Azusa, I am curious, why would you assume that learners who pronounce the sounds right will get the pitch wrong? I would assume that learners get the odd sound wrong and the odd pitch wrong.
Alexandre, I will assume that you know much more about pitch than I do, and that you are right about my wrong pitch in the recording. I have no idea if I get the pitch wrong all of the time, most of the time or just some of the time. Whether I get some words wrong all of the time, or just some of the time.
I am not at all motivated to deliberately work on pitch. I can imagine that others might be, but to me it is a distraction, and not a form language learning that I would enjoy. That is just me.
If I wanted to improve my Japanese, without being in Japan, I would read more, and listen to audio books. It is quite possible that if I spent more time listening to Japanese, my pitch would naturally improve, without thinking about it. But it is not something I would want to focus on.

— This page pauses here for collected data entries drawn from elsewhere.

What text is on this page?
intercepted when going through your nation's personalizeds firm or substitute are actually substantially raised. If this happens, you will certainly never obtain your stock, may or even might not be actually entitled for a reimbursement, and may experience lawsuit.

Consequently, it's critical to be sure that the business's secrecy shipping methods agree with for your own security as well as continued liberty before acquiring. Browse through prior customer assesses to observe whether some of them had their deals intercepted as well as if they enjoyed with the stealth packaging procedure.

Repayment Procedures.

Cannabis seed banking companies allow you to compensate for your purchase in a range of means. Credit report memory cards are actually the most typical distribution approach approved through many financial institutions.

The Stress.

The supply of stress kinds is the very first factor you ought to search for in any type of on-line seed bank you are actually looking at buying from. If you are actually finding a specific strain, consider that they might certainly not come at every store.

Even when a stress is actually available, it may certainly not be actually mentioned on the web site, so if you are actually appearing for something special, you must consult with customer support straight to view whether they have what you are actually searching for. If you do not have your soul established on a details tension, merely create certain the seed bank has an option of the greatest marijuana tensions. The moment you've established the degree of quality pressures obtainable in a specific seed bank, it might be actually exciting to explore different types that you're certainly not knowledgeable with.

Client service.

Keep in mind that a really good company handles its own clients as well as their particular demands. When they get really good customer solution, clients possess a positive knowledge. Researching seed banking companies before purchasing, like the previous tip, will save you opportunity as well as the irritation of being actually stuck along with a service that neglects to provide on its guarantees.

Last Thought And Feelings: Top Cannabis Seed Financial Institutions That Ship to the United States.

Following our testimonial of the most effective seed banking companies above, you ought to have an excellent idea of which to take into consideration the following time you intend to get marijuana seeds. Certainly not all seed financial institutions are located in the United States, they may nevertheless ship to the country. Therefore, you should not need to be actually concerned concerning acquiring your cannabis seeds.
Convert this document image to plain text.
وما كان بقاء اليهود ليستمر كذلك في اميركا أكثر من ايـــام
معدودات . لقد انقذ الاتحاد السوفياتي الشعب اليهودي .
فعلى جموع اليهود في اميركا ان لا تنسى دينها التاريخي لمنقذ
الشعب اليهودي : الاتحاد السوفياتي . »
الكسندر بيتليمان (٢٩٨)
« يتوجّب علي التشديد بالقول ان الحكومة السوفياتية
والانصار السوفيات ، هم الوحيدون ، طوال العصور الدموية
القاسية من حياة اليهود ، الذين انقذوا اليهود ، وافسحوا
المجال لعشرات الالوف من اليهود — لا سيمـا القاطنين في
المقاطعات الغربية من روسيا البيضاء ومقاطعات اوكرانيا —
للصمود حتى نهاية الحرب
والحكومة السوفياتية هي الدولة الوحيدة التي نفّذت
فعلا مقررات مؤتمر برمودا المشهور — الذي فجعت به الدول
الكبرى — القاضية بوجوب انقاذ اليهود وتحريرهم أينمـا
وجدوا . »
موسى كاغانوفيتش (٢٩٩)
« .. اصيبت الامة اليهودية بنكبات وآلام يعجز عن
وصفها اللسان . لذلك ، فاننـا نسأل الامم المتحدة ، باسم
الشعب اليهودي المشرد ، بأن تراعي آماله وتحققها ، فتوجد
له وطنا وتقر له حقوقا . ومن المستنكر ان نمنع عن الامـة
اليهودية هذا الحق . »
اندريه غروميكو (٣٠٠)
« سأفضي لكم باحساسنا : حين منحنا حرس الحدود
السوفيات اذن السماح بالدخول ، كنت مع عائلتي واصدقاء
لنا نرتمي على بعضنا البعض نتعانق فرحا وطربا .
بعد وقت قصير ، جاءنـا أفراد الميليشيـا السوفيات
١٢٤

When I hear a non-native speaker of English who uses the language well, I am impressed and would not be put off by an accent, and would not dream of correcting the accent.
The pursuit of perfect pitch may be of interest to some, but I do not think it is important, and that is my major area of disagreement with you.
Alexandre, you ask me how I know that my accent, or that of certain other non-natives, is good, certainly good enough. The answer is that I see them operating very effectively and I know that I have no trouble communicating in all kinds of situations in Japanese. That is good enough. It is good enough for my Japanse, and good enough for most of the non-native English speakers who master English.